Cai, Yingxiang, Kang, Shuangyu, Xu, Xuechun
Journal of materials chemistry A 2019 v.7 no.7 pp. 3426-3431
Raman spectroscopy, ambient temperature, density functional theory, fullerene, hardness, polymerization, semiconductors, tensile strength, thermal conductivity, thermal expansion
Low-dimensional carbon allotropes could be used as fundamental building blocks to bottom-up build new materials with excellent properties. In this study, a lightweight sp³-hybridized carbon allotrope named 3d-C₂₄ is suggested to be obtained by polymerizing fullerene C₂₄ molecules. By means of first-principles density functional theory (DFT) calculations, 3d-C₂₄ is confirmed to be not only dynamically and thermodynamically but also mechanically stable. Quasiharmonic calculations show that 3d-C₂₄ has a quite low thermal expansion coefficient at room temperature and exhibits superior high-temperature dynamic stability even up to 2700 K. Although 3d-C₂₄ is a lightweight carbon material, it has a very high Vickers hardness which is even higher than that of superhard cubic BN. The weak anharmonicity in bonding results in an abnormally low Grüneisen parameter at room temperature.

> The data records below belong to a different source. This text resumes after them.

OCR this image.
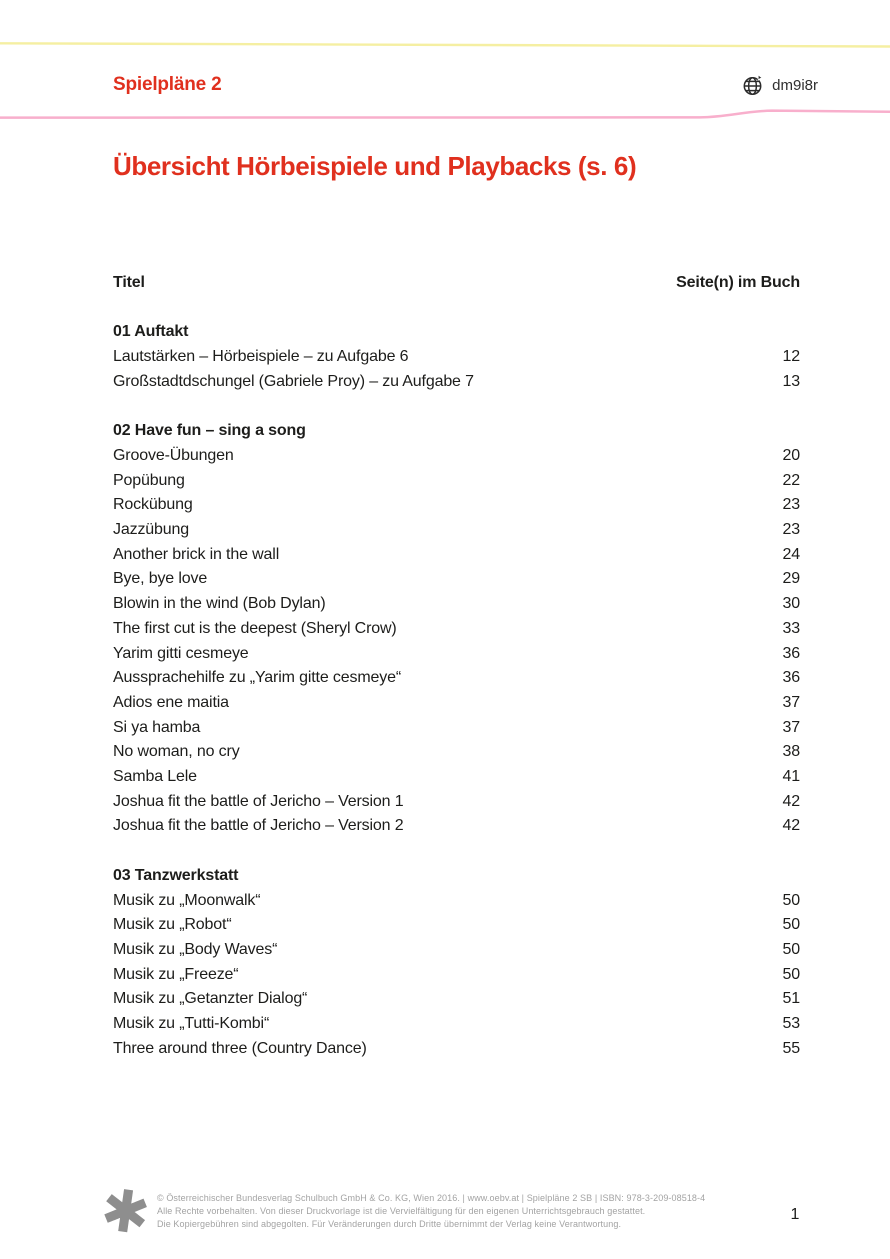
Spielpläne 2	dm9i8r
Übersicht Hörbeispiele und Playbacks (s. 6)
Titel	Seite(n) im Buch
01 Auftakt
Lautstärken – Hörbeispiele – zu Aufgabe 6	12
Großstadtdschungel (Gabriele Proy) – zu Aufgabe 7	13
02 Have fun – sing a song
Groove-Übungen	20
Popübung	22
Rockübung	23
Jazzübung	23
Another brick in the wall	24
Bye, bye love	29
Blowin in the wind (Bob Dylan)	30
The first cut is the deepest (Sheryl Crow)	33
Yarim gitti cesmeye	36
Aussprachehilfe zu „Yarim gitte cesmeye“	36
Adios ene maitia	37
Si ya hamba	37
No woman, no cry	38
Samba Lele	41
Joshua fit the battle of Jericho – Version 1	42
Joshua fit the battle of Jericho – Version 2	42
03 Tanzwerkstatt
Musik zu „Moonwalk“	50
Musik zu „Robot“	50
Musik zu „Body Waves“	50
Musik zu „Freeze“	50
Musik zu „Getanzter Dialog“	51
Musik zu „Tutti-Kombi“	53
Three around three (Country Dance)	55
✱ © Österreichischer Bundesverlag Schulbuch GmbH & Co. KG, Wien 2016. | www.oebv.at | Spielpläne 2 SB | ISBN: 978-3-209-08518-4
Alle Rechte vorbehalten. Von dieser Druckvorlage ist die Vervielfältigung für den eigenen Unterrichtsgebrauch gestattet.
Die Kopiergebühren sind abgegolten. Für Veränderungen durch Dritte übernimmt der Verlag keine Verantwortung.
1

Its tensile strength is extremely high and even superior to that of diamond in the [111] direction. Electronic structure calculations reveal that 3d-C₂₄ is a semiconductor with an indirect bandgap of 3.65 eV. Anharmonic DFT calculations confirm that 3d-C₂₄ has a very high thermal conductivity. In addition, infrared and Raman spectra are also investigated which could be used as a fingerprint to identify 3d-C₂₄ from other carbon allotropes.